Воспаленно светили прожектора, рассыпали вокруг снопы голубого света. Примчались к казарме и с ходу, ломая колонну, развернулись по фронту перед оградой. Ударили из пулеметов и пушек, разнося ворота, давя амбразуры, навешивая над казармой зыбкие волны пламени.
– С брони!.. В цепь!.. – сгонял он солдат. Укладывал их в снег на обочине. – Долби их!
Орудия грызли бетон, ломали ворота. Бронебойные снаряды впивались в стену, зажигательные горели в скважинах, извергая сыпучие ворохи. На дворе казармы тлела ветошь, бегали быстрые светлячки. По кровле скользило жидкое пламя.
– Прекратить огонь!.. За мной!..
Отворачивая голову от пожара, от ртутных лучей, от мятущихся трасс, в сторону, в темноту, без надежды и веры, произнес: «Спаси!.. Не убей!..» Встал и кинулся в пролом ворот.

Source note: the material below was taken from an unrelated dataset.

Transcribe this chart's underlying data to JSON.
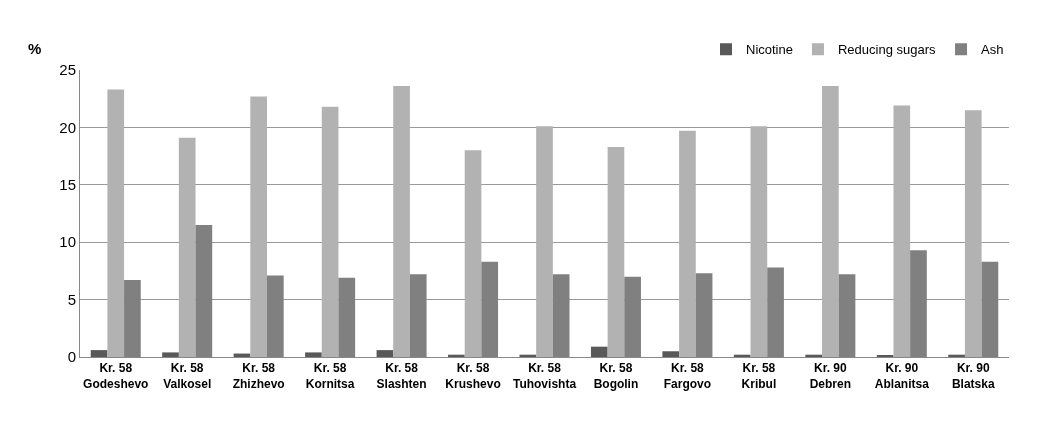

Бежал, нагоняемый тяжелым топотом. Гранатометчик, обгоняя его, поднимал трубу, готовясь влупить заряд в близкие двери казармы. Расколотые створки дверей раскрылись, и из них, шатаясь, вышел офицер, без фуражки, с белым, намотанным на кулак полотнищем. Он стоял на крыльце, шатаясь, ослепнув от прожектора. Кровь на его лице липко блестела, словно глазурь, а белая простыня спадала ему на плечо. Он шевелил полотнищем, стараясь придать ему видимость флага.
– Не стрелять!.. – проорал Калмыков. – Гранатометчик, мать твою, трубу опусти!..
За парламентером толпились, выглядывали, опять пропадали неясные лица. Из дверей валила гарь.
– Выходи по одному! – крикнул Калмыков, надеясь, что будет понят. – По одному, без оружия!..
Вслед за первым, за его волочащейся простыней, стали выходить офицеры. Волокли на себе раненых, под руки, на спинах, в растерзанной форме, с бегающими непонимающими глазами.
Солдаты бегло охлопывали их, обыскивали, ставили на утоптанный голый двор под лучи прожекторов в неровную щербатую шеренгу. Среди офицеров Калмыков узнал знакомых командиров рот, с кем встречался на офицерских пирушках, начальника разведки, начальника гвардии, долговязого, костистого Джандата. И Валеха, чье носатое смуглое лицо было в каплях пота, морщилось, как от боли. В руке Джандата, в огромной стиснутой пятерне, белела салфетка, словно штурм застал его за столом и судорога свела его костяные фаланги.
– Всем сесть! – командовал Калмыков. – Да посади их на снег, сержант! Дай им по кумполу!